Aus meiner Sicht ist die Wahrscheinlichkeit von Enttäuschungen dabei aktuell deutlich höher als die Erfüllung von Wunschträumen.

Ergänzung
Jared Dillian: Wie ich Sentiment verwende. Meine Vorgehensweise unterscheidet sich stark von der anderer Leute. Ich betreibe qualitative Forschung, die durch technische Daten unterstützt wird. Die große Mehrheit der Menschen in diesem Spiel versucht, die Finanzwelt zu quantifizieren. Aber das Finanzwesen widersetzt sich allen Versuchen der Quantifizierung. Ja, das ist sogar heute noch so – sonst hätten wir vollkommen effiziente Märkte.

Ich bin der Meinung, dass Fundamentaldaten selten funktionieren. Manchmal, ja. Aber selten. Die Stimmung hat einen höheren Vorhersagewert als Fundamentaldaten oder technische Daten allein, wenn es darum geht, große langfristige Trends aufzudecken.

Die größten Chancen liegen in den Extremen der Stimmung – sie zu erkennen und mit ihnen zu handeln ist meine Aufgabe.
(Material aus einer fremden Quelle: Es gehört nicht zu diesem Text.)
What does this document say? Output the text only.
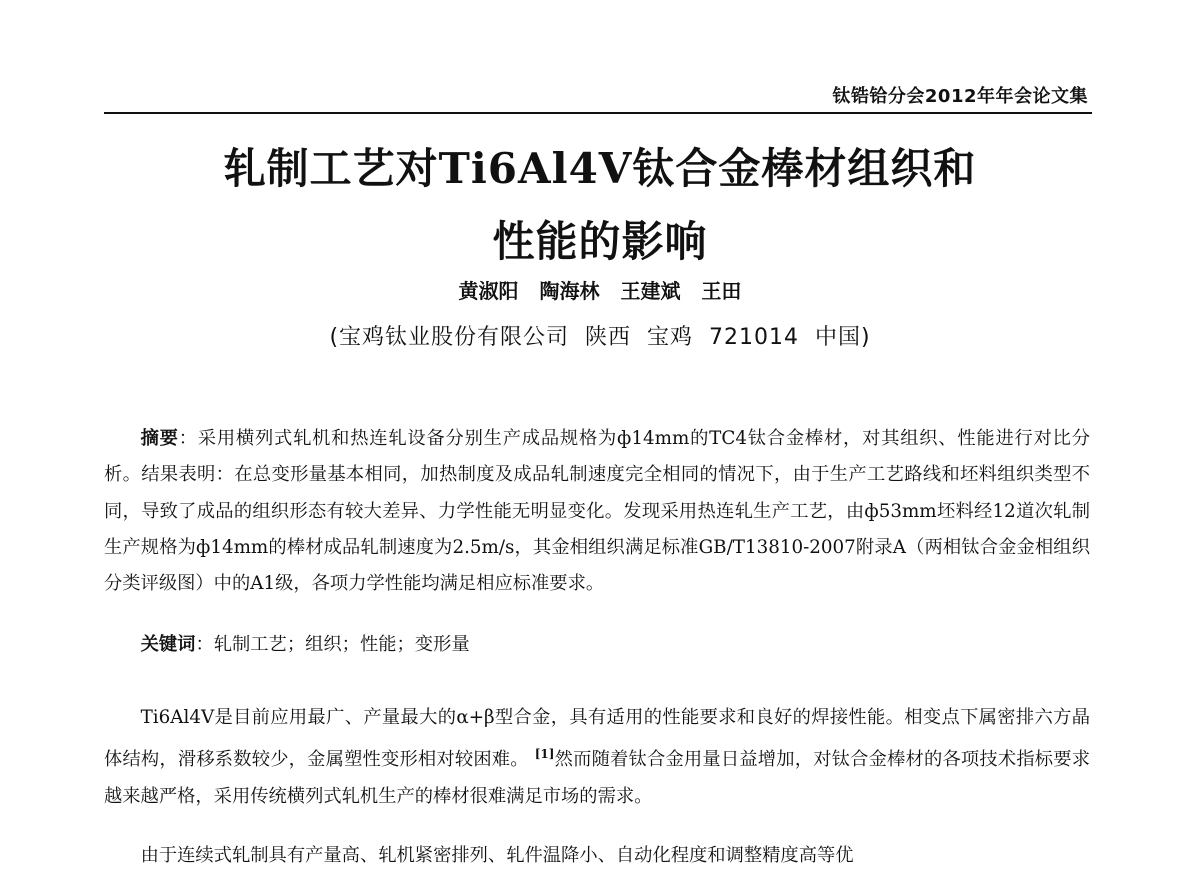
钛锆铪分会2012年年会论文集
轧制工艺对Ti6Al4V钛合金棒材组织和
性能的影响
黄淑阳 陶海林 王建斌 王田
(宝鸡钛业股份有限公司  陕西  宝鸡  721014  中国)
摘要：采用横列式轧机和热连轧设备分别生产成品规格为ф14mm的TC4钛合金棒材，对其组织、性能进行对比分析。结果表明：在总变形量基本相同，加热制度及成品轧制速度完全相同的情况下，由于生产工艺路线和坯料组织类型不同，导致了成品的组织形态有较大差异、力学性能无明显变化。发现采用热连轧生产工艺，由ф53mm坯料经12道次轧制生产规格为ф14mm的棒材成品轧制速度为2.5m/s，其金相组织满足标准GB/T13810-2007附录A（两相钛合金金相组织分类评级图）中的A1级，各项力学性能均满足相应标准要求。
关键词：轧制工艺；组织；性能；变形量
Ti6Al4V是目前应用最广、产量最大的α+β型合金，具有适用的性能要求和良好的焊接性能。相变点下属密排六方晶体结构，滑移系数较少，金属塑性变形相对较困难。 [1]然而随着钛合金用量日益增加，对钛合金棒材的各项技术指标要求越来越严格，采用传统横列式轧机生产的棒材很难满足市场的需求。
由于连续式轧制具有产量高、轧机紧密排列、轧件温降小、自动化程度和调整精度高等优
Wenn Sie denken, dass das wie Voodoo klingt… nun, ehrlich gesagt, ist es das auch irgendwie. Aber im Finanzwesen funktioniert Voodoo.

Wie Sie die Stimmung als Investitionsgrundlage nutzen können:
Beobachten Sie soziale Medien: Ich gebe lieber meinen Bloomberg- als meinen Twitter-Account auf.
Nehmen Sie den Hörer in die Hand und sprechen Sie mit den Leuten
Hören Sie sich an, worüber andere Menschen sprechen (z. B. der Uber-Fahrer-Indikator)
Protokollieren Sie, was The Economist, Barron's usw. sagen (der Indikator für die Titelseite von Zeitschriften)

Wenn Sie eine stimmungsorientierte Idee haben, schauen Sie, was die Charts sagen (Charts spiegeln Emotionen wider). Natürlich gibt es noch viel mehr zu beachten, und es gibt eine lange Liste von Dingen, die man nicht tun sollte, aber das ist ein guter Einstieg in die allgemeine Stimmungsanalyse. So weit die Meinung von Dillian.